Chronique

Mike Pride

I Hate Work

Mike Pride (dms, perc, keys), Jamie Saft (p, mellotron), Brad Jones (b) + JG Thirlwell (voc), Sam Mickens (voc), Dave Dictor (voc), Mick Barr (g, banjo)

Label / Distribution : RareNoise Records

Mike Pride est de ces musiciens dont on a souvent l’occasion d’évoquer le nom, puisqu’il sillonne la scène new-yorkaise depuis plus de vingt ans, avec une liste de contributions longue comme le bras (Matana Roberts, William Parker, John Zorn, Marc Ribot, Eugene Chadbourne, ou encore Jason Stein, pour n’en choisir qu’une poignée). On l’évoque, mais finalement on en parle trop peu souvent, et voilà que l’occasion de rectifier les choses se présente sous le nom de I Hate Work que le batteur sort sous son nom. Une très belle occasion.

Il s’agit d’un album de reprises du groupe punk de San Francisco MDC, fondé en 1979, dont les initiales changent de sens selon les albums (Multi-Death Corporation, Millions of Dead Cops, Millions of Damn Christians, Million of Dead Cowboys..). Le groupe est toujours actif, pas fatigué du tout, il suffit de jeter une oreille sur le récent Mein Trumpf pour s’en convaincre. Tout un programme auquel Mike Pride a participé puisqu’il fut batteur de MDC entre 2000 et 2004, l’époque où il est arrivé à New York.

L’idée du batteur est d’incorporer à sa musique sa propre histoire, ou comment revisiter des thèmes punk avec ses aspirations musicales actuelles. L’intégralité des titres qui composent I Hate Work sont issus d’un seul album du groupe, paru en 1980, Millions of Dead Cops. Le disque aborde les choses à contre-pied, puisque MDC a la particularité de jouer très vite et même d’accélérer les titres sur scène jusqu’à l’extrême (le titre « I Hate Work », par exemple a battu son record à Amsterdam où il fut plié en 24 secondes). Mais ce qui intéressait le batteur ici était au contraire de ralentir et ausculter les morceaux, voir ce qu’ils pouvaient révéler lorsqu’on leur donnait du temps. Réinventer les mélodies qu’il serait possible de faire naître si les accords n’étaient pas joués à toute vitesse. Pour se faire, Pride a privilégié une petite mais solide formation avec Jamie Saft et Brad Jones, compagnons récurrents et sûrs.
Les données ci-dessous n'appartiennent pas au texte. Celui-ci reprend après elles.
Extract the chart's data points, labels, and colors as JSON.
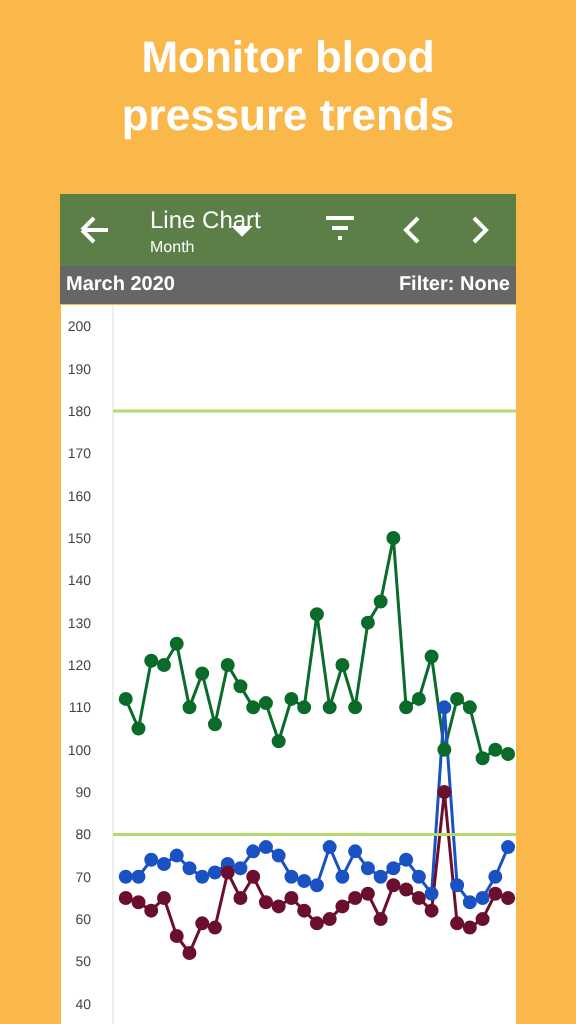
{
  "chart_data": {
    "type": "line",
    "title": "Monitor blood pressure trends",
    "annotations": [
      "Line Chart",
      "Month",
      "March 2020",
      "Filter: None"
    ],
    "categories": [
      null,
      null,
      null,
      null,
      null,
      null,
      null,
      null,
      null,
      null,
      null,
      null,
      null,
      null,
      null,
      null,
      null,
      null,
      null,
      null,
      null,
      null,
      null,
      null,
      null,
      null,
      null,
      null,
      null,
      null,
      null
    ],
    "series": [
      {
        "color": "#0b6b2a",
        "values": [
          112,
          105,
          121,
          120,
          125,
          110,
          118,
          106,
          120,
          115,
          110,
          111,
          102,
          112,
          110,
          132,
          110,
          120,
          110,
          130,
          135,
          150,
          110,
          112,
          122,
          100,
          112,
          110,
          98,
          100,
          99
        ]
      },
      {
        "color": "#1a52c4",
        "values": [
          70,
          70,
          74,
          73,
          75,
          72,
          70,
          71,
          73,
          72,
          76,
          77,
          75,
          70,
          69,
          68,
          77,
          70,
          76,
          72,
          70,
          72,
          74,
          70,
          66,
          110,
          68,
          64,
          65,
          70,
          77
        ]
      },
      {
        "color": "#6b0f2f",
        "values": [
          65,
          64,
          62,
          65,
          56,
          52,
          59,
          58,
          71,
          65,
          70,
          64,
          63,
          65,
          62,
          59,
          60,
          63,
          65,
          66,
          60,
          68,
          67,
          65,
          62,
          90,
          59,
          58,
          60,
          66,
          65
        ]
      }
    ],
    "ylim": [
      35,
      205
    ],
    "yticks": [
      40,
      50,
      60,
      70,
      80,
      90,
      100,
      110,
      120,
      130,
      140,
      150,
      160,
      170,
      180,
      190,
      200
    ],
    "ref_lines": [
      {
        "axis": "y",
        "value": 180,
        "color": "#b5d96b"
      },
      {
        "axis": "y",
        "value": 80,
        "color": "#b5d96b"
      }
    ],
    "grid": false,
    "marker": "circle",
    "line_style": "solid"
  }
}
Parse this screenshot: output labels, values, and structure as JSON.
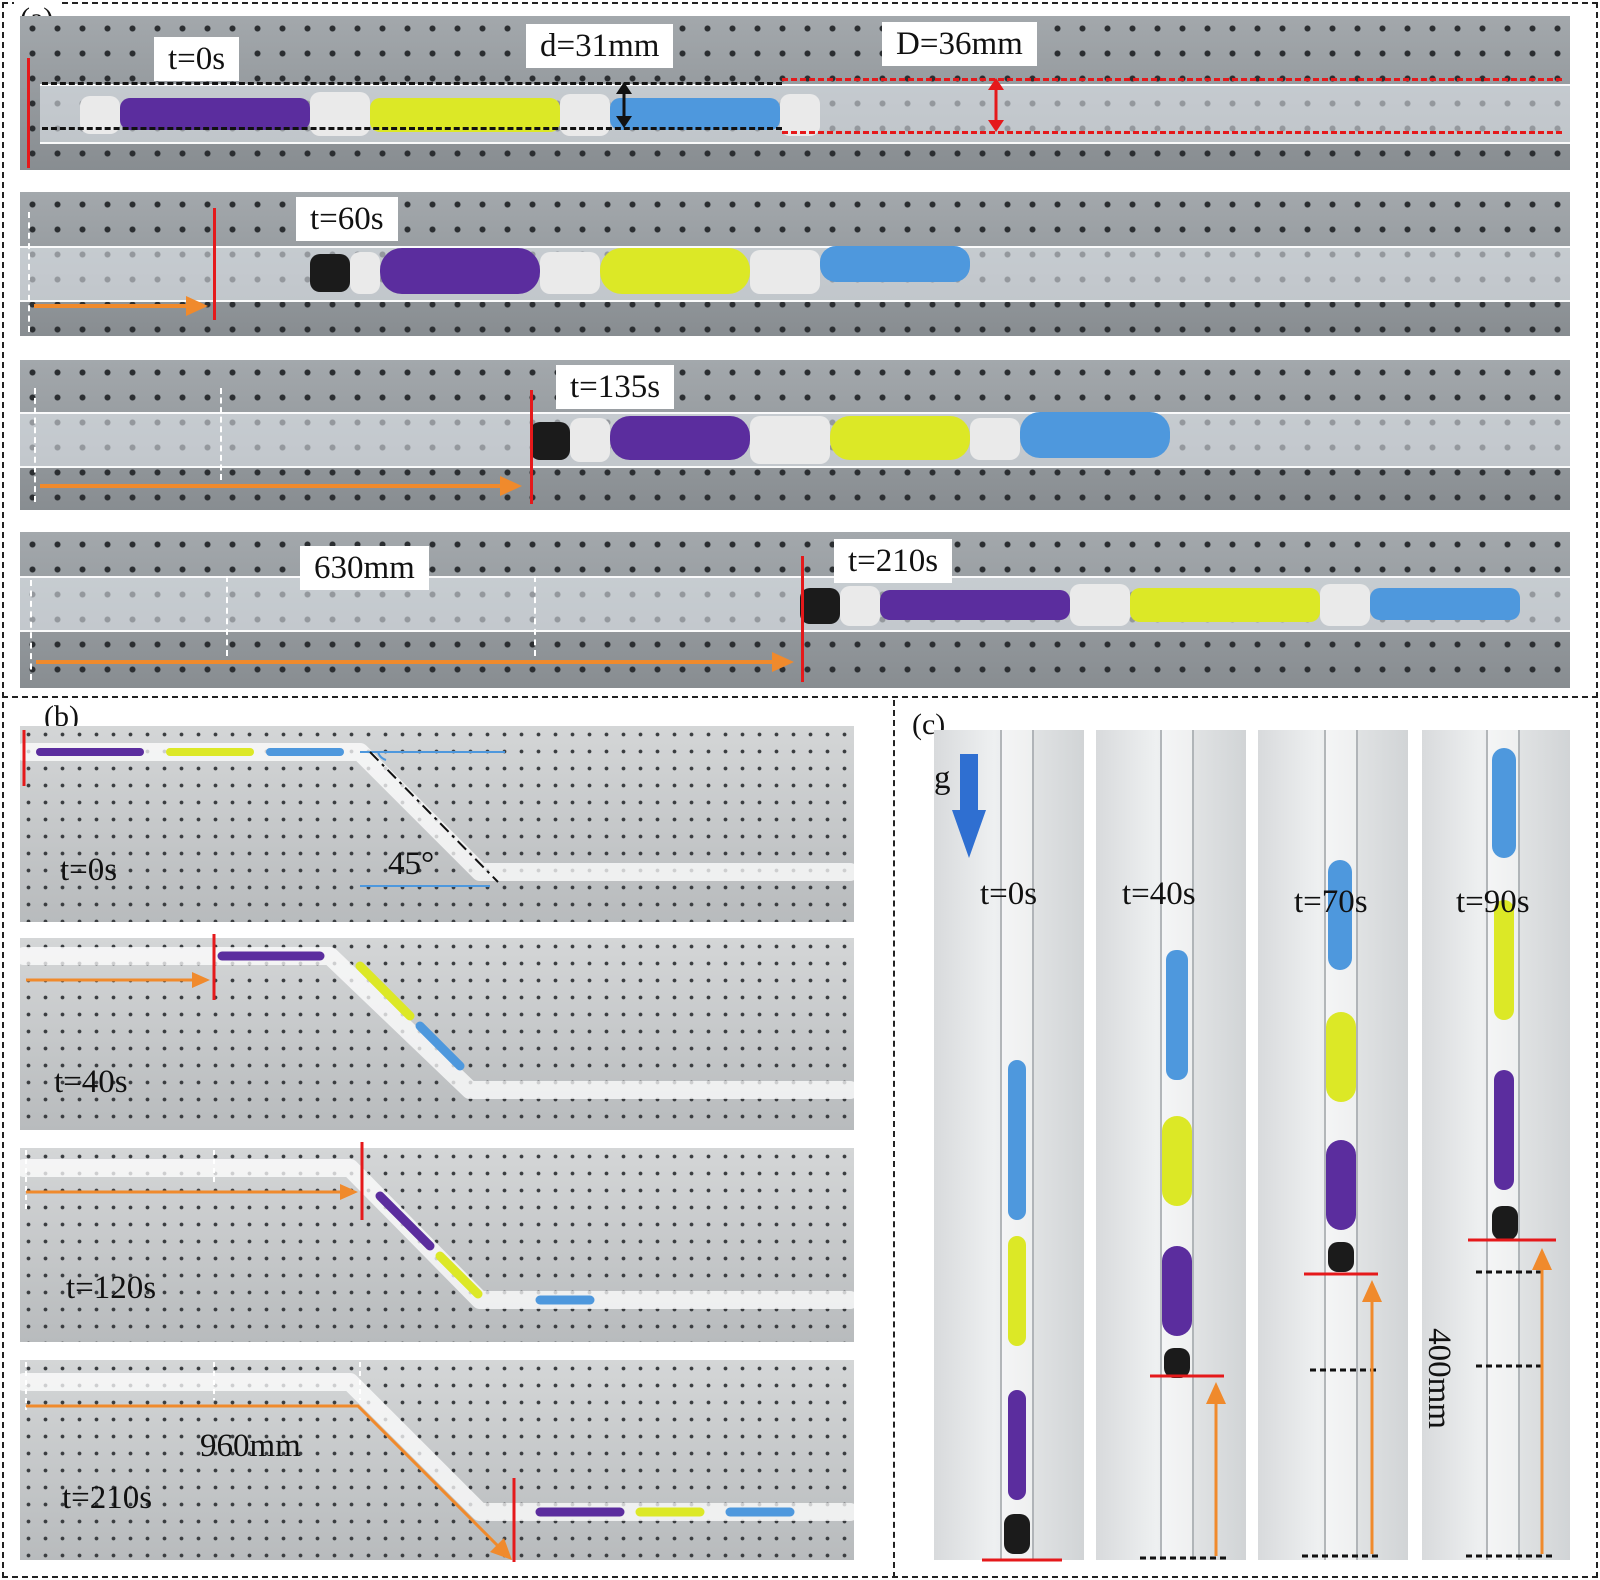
{
  "panels": {
    "a": {
      "label": "(a)",
      "rows": [
        {
          "time": "t=0s",
          "extra_labels": [
            "d=31mm",
            "D=36mm"
          ]
        },
        {
          "time": "t=60s"
        },
        {
          "time": "t=135s"
        },
        {
          "time": "t=210s",
          "distance": "630mm"
        }
      ]
    },
    "b": {
      "label": "(b)",
      "angle": "45°",
      "rows": [
        {
          "time": "t=0s"
        },
        {
          "time": "t=40s"
        },
        {
          "time": "t=120s"
        },
        {
          "time": "t=210s",
          "distance": "960mm"
        }
      ]
    },
    "c": {
      "label": "(c)",
      "gravity": "g",
      "columns": [
        {
          "time": "t=0s"
        },
        {
          "time": "t=40s"
        },
        {
          "time": "t=70s"
        },
        {
          "time": "t=90s",
          "distance": "400mm"
        }
      ]
    }
  },
  "colors": {
    "marker_red": "#e5191b",
    "arrow_orange": "#f08a2c",
    "robot_purple": "#5b2d9e",
    "robot_yellow": "#dce826",
    "robot_blue": "#4e98dd",
    "gravity_arrow": "#2f6fd1"
  }
}
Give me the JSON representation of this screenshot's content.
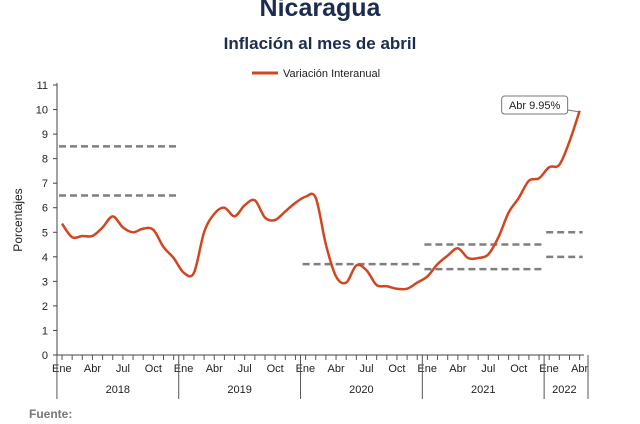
{
  "title": "Nicaragua",
  "subtitle": "Inflación al mes de abril",
  "source_label": "Fuente:",
  "chart_data": {
    "type": "line",
    "ylabel": "Porcentajes",
    "ylim": [
      0,
      11
    ],
    "yticks": [
      0,
      1,
      2,
      3,
      4,
      5,
      6,
      7,
      8,
      9,
      10,
      11
    ],
    "month_labels": [
      "Ene",
      "Abr",
      "Jul",
      "Oct"
    ],
    "years": [
      "2018",
      "2019",
      "2020",
      "2021",
      "2022"
    ],
    "series": [
      {
        "name": "Variación Interanual",
        "color": "#d2461f",
        "x": [
          "2018-01",
          "2018-02",
          "2018-03",
          "2018-04",
          "2018-05",
          "2018-06",
          "2018-07",
          "2018-08",
          "2018-09",
          "2018-10",
          "2018-11",
          "2018-12",
          "2019-01",
          "2019-02",
          "2019-03",
          "2019-04",
          "2019-05",
          "2019-06",
          "2019-07",
          "2019-08",
          "2019-09",
          "2019-10",
          "2019-11",
          "2019-12",
          "2020-01",
          "2020-02",
          "2020-03",
          "2020-04",
          "2020-05",
          "2020-06",
          "2020-07",
          "2020-08",
          "2020-09",
          "2020-10",
          "2020-11",
          "2020-12",
          "2021-01",
          "2021-02",
          "2021-03",
          "2021-04",
          "2021-05",
          "2021-06",
          "2021-07",
          "2021-08",
          "2021-09",
          "2021-10",
          "2021-11",
          "2021-12",
          "2022-01",
          "2022-02",
          "2022-03",
          "2022-04"
        ],
        "values": [
          5.35,
          4.8,
          4.85,
          4.85,
          5.2,
          5.65,
          5.2,
          5.0,
          5.15,
          5.1,
          4.4,
          3.95,
          3.35,
          3.35,
          5.0,
          5.75,
          6.0,
          5.65,
          6.1,
          6.3,
          5.6,
          5.5,
          5.85,
          6.2,
          6.45,
          6.4,
          4.5,
          3.2,
          2.95,
          3.65,
          3.45,
          2.85,
          2.8,
          2.7,
          2.7,
          2.95,
          3.2,
          3.7,
          4.05,
          4.35,
          3.95,
          3.95,
          4.1,
          4.8,
          5.8,
          6.4,
          7.1,
          7.2,
          7.65,
          7.75,
          8.7,
          9.95
        ]
      }
    ],
    "reference_lines": [
      {
        "values": [
          8.5,
          6.5
        ],
        "from": "2018-01",
        "to": "2018-12"
      },
      {
        "values": [
          3.7
        ],
        "from": "2020-01",
        "to": "2020-12"
      },
      {
        "values": [
          4.5,
          3.5
        ],
        "from": "2021-01",
        "to": "2021-12"
      },
      {
        "values": [
          5.0,
          4.0
        ],
        "from": "2022-01",
        "to": "2022-04"
      }
    ],
    "annotation": {
      "text": "Abr 9.95%",
      "x": "2022-04",
      "y": 9.95
    },
    "legend_position": "top-center"
  }
}
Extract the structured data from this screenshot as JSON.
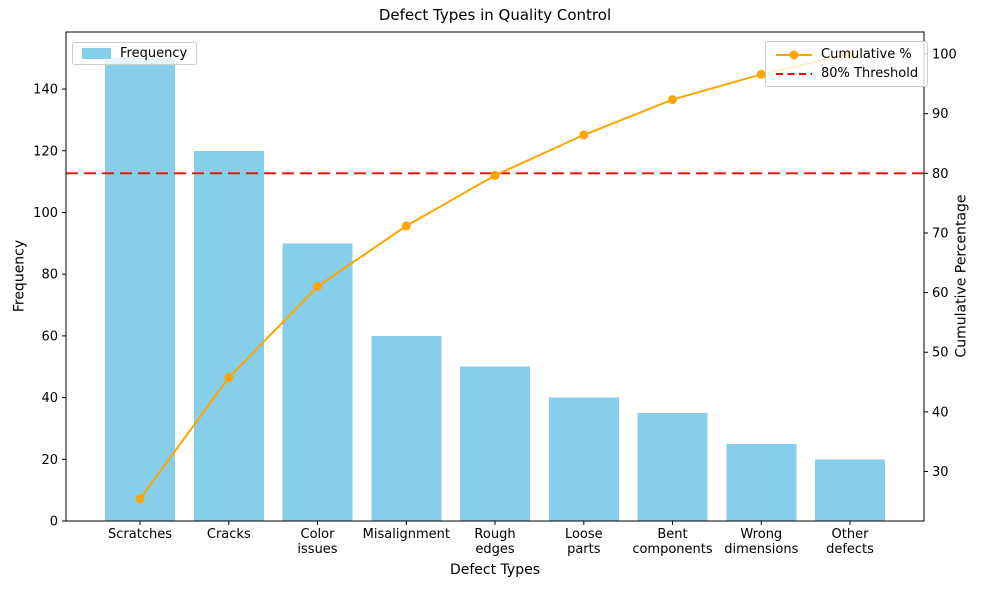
{
  "title": "Defect Types in Quality Control",
  "chart_data": {
    "type": "bar",
    "subtype": "pareto",
    "title": "Defect Types in Quality Control",
    "categories": [
      "Scratches",
      "Cracks",
      "Color\nissues",
      "Misalignment",
      "Rough\nedges",
      "Loose\nparts",
      "Bent\ncomponents",
      "Wrong\ndimensions",
      "Other\ndefects"
    ],
    "series": [
      {
        "name": "Frequency",
        "type": "bar",
        "axis": "left",
        "color": "#87CEEB",
        "values": [
          150,
          120,
          90,
          60,
          50,
          40,
          35,
          25,
          20
        ]
      },
      {
        "name": "Cumulative %",
        "type": "line",
        "axis": "right",
        "color": "#FFA500",
        "marker": "circle",
        "values": [
          25.42,
          45.76,
          61.02,
          71.19,
          79.66,
          86.44,
          92.37,
          96.61,
          100.0
        ]
      }
    ],
    "threshold": {
      "label": "80% Threshold",
      "value": 80,
      "axis": "right",
      "color": "#FF0000",
      "linestyle": "dashed"
    },
    "xlabel": "Defect Types",
    "ylabel": "Frequency",
    "ylabel_right": "Cumulative Percentage",
    "yaxis_left": {
      "ticks": [
        0,
        20,
        40,
        60,
        80,
        100,
        120,
        140
      ],
      "lim": [
        0,
        158.5
      ]
    },
    "yaxis_right": {
      "ticks": [
        30,
        40,
        50,
        60,
        70,
        80,
        90,
        100
      ],
      "lim": [
        21.7,
        103.7
      ]
    },
    "grid": false,
    "legend_positions": [
      "upper left",
      "upper right"
    ]
  }
}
La métamorphose est totale, impressionnante et très riche. On peut dire que le trio calme le jeu sans dénaturer le propos. Les titres conservent leur singularité mais parlent une autre langue. Les musiciens les marquent de leur empreinte, on reconnait immédiatement le piano de Jamie Saft, et son interprétation de « Dick for Brains » au mellotron est tout simplement géniale. Trois voix donnent du verbe à un album qui ne pouvait pas être totalement instrumental, JG Thirlwell (Foetus), Sam Mickens (The Dead Science), Dave Dictor (leader de MDC), tandis que Mick Barr (Ocrilim, Krallice) saisit l’occasion de rappeler les fondamentaux d’une guitare dans le punk.

I Hate Work démontre qu’un parcours personnel multi-disciplinaire peut donner lieu à des ponts où se croisent les genres et les gens de façon improbable et réussie. MDC eux-mêmes valident le disque et sont enthousiasmés par le projet. Ils ne seront probablement pas les seuls.